Within these 2-D arrays, there are a total of 5 one-dimensional arrays of integers, whose references are stored in the 2-D arrays.
In the next section of the program, we print the elements of these nested one-dimensional arrays using three nested for loops.
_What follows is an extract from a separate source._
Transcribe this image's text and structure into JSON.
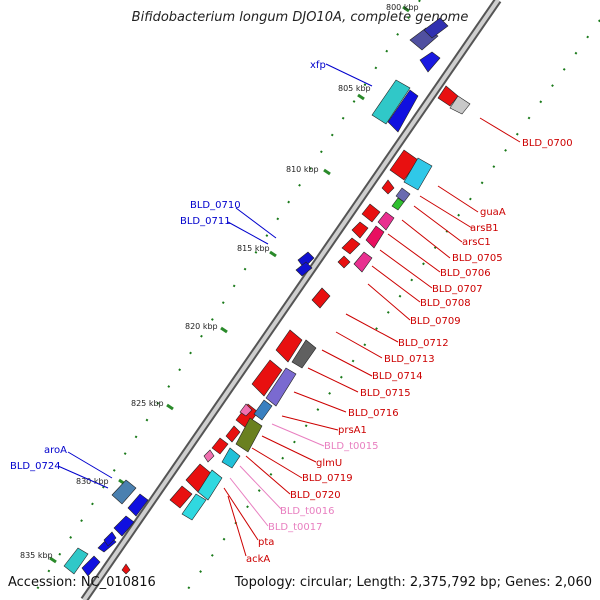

Note: For better understanding, refer to the diagram that illustrates the above example.
class JTC{
public static void main(String arg[]){
// Creating Dynamic 3-D Array
int[][][] ar1 = new int[2][3][3];
// Traversing Dynamic 3-D Array using 3 nested for loop
for(int i = 0; i <= ar1.length-1; i++){
for(int j = 0; j <= ar1[i].length-1; j++){
for(int k = 0; k <= ar1[i][j].length-1; k++){
System.out.print(ar1[i][j][k]+" ");
}
System.out.println();
}
}
// Dynamicallt injecting the data into the dynamic 3-d array using 3 nested for-loop
for(int i = 0; i <= ar1.length-1; i++){
for(int j = 0; j <= ar1[i].length-1; j++){
for(int k = 0; k <= ar1[i][j].length-1; k++){
ar1[i][j][k] = 100+i+j+k;
}
}
}
// Traversing Dynamic 3-D Array using 3 nested for loop
for(int i = 0; i <= ar1.length-1; i++){
for(int j = 0; j <= ar1[i].length-1; j++){
for(int k = 0; k <= ar1[i][j].length-1; k++){
System.out.print(ar1[i][j][k]+" ");
}
System.out.println();
}
}
}
}
0 0 0
0 0 0
0 0 0
0 0 0
0 0 0
0 0 0
100 101 102
101 102 103
102 103 104
101 102 103
102 103 104
103 104 105
In the above example, we create a dynamic 3-D array with the statement int[][][] ar1 = new int[2][3][3];. This initializes a 3-D array with 2 blocks, each containing 3 rows and 3 columns.
We then inject values dynamically into this 3-D array. Finally, we use three nested for loops to print the values to the console.